Statewide Stakeholders Meeting 2021

The Permanent Commission convened its fifth annual Statewide Stakeholders Meeting on October 18, 2021. The meeting was held virtually and was well attended, bringing together diverse stakeholders from every judicial district to share knowledge, strategies and best practices for developing local access to justice initiatives. 

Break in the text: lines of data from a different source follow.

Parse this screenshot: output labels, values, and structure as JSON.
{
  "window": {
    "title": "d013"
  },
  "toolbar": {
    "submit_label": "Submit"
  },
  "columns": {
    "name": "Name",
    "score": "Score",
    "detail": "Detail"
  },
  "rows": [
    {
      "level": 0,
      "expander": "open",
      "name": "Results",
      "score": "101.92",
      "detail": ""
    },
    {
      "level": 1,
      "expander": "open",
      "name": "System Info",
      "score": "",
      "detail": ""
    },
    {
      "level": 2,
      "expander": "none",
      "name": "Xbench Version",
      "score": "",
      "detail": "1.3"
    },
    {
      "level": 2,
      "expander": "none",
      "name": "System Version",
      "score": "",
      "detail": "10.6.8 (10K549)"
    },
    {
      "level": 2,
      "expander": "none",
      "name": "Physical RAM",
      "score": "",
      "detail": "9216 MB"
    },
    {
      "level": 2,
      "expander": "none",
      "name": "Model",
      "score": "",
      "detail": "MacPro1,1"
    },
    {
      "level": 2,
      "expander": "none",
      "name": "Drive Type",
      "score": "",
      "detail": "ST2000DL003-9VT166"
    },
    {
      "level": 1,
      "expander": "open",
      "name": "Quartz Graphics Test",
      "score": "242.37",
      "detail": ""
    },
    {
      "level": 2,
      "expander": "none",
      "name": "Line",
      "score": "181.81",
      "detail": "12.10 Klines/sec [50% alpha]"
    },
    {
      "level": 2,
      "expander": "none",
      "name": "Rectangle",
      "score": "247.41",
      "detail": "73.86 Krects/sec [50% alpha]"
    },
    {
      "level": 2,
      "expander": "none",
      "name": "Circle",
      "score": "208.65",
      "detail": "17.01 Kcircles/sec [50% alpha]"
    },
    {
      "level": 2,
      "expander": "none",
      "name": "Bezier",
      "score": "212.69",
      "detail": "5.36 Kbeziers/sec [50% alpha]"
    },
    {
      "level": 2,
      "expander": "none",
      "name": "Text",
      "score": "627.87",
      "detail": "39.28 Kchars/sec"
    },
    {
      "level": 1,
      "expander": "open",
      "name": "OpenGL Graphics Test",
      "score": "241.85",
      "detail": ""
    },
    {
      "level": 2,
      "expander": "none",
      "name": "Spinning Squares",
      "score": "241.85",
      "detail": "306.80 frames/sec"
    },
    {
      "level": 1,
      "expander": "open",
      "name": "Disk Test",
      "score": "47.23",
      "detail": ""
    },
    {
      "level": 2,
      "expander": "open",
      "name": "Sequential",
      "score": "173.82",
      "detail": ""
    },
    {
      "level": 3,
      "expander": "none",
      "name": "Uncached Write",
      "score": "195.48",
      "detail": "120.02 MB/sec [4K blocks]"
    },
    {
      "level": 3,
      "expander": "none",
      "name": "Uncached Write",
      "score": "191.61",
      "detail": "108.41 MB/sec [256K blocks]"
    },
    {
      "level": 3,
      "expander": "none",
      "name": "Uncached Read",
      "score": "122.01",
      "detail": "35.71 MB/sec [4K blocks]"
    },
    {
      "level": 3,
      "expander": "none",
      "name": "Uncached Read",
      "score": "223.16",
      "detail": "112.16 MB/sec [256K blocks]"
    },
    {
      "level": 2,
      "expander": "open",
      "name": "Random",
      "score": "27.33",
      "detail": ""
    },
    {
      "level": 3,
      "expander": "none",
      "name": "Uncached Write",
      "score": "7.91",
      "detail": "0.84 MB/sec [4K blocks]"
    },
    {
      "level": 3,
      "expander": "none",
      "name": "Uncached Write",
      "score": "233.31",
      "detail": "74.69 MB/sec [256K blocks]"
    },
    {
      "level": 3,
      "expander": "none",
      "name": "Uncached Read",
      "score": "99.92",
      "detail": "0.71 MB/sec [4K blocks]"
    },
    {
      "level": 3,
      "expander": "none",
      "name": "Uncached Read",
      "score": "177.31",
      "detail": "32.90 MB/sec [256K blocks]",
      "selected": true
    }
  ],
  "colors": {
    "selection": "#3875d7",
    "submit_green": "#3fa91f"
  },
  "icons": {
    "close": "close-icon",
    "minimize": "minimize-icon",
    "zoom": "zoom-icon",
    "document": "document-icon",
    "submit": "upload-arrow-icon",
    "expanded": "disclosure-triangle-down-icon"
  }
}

Helaine M. Barnett, Chief Judge DiFiore, and New York State Bar Association President T. Andrew Brown, welcomed the attendees. The attendees also heard from  Deputy Chief Administrative Judge for Justice Initiatives Edwina Mendelson, Deputy Chief Administrative Judge for the Courts Outside NYC, Norman St. George, and Deputy Chief Administrative Judge for the Courts Inside NYC, Deborah Kaplan. Every Administrative Judge in every Judicial District outside of New York City gave an update on the ongoing work in their localities being carried out in coordination with their local Access to Justice committee. 

2021 Agenda

Chief Judge DiFiore Recording Transcript


Digital Divide Presentation

Commission members Kristin Brown, Adriene Holder, Lillian M. Moy and Commission Consultant Neil Steinkamp, discussed the digital divide (the gap between those who have ready access to the internet and computers and those who do not), and its impact on the justice system. Presenters provided an overview of the digital divide and addressed the need for expanded availability of technology; provision of technical support and training; increased accessibility of virtual proceedings; and, increased community outreach and communication. The results of the Permanent Commissions court user survey also were shared.

Presentation Slides


Alaska Mapping Presentation

Stacey Marz, Administrative Director of the Alaska Court System, described how Alaska used its 2016 Justice for All grant to develop a statewide action plan to expand access to justice. Alaska approached this task by first redefining “justice” as an ecosystem of services, including housing, family, education, financial security, jobs, food, information, health, safety and access to legal and other information. They then mapped the civil justice ecosystem and infrastructure associated with legal, social service, medical and information providers to assess the state’s assets and gaps and analyze the relationships within the justice ecosystem. They used this information to work on strengthening connections and filling existing gaps by forming partnerships between legal and non-legal providers. 

This presentation makes clear that, despite differences in living environments, Alaska's approach to building a strong ecosystem of networked, meaningful, and effective services can be replicated anywhere.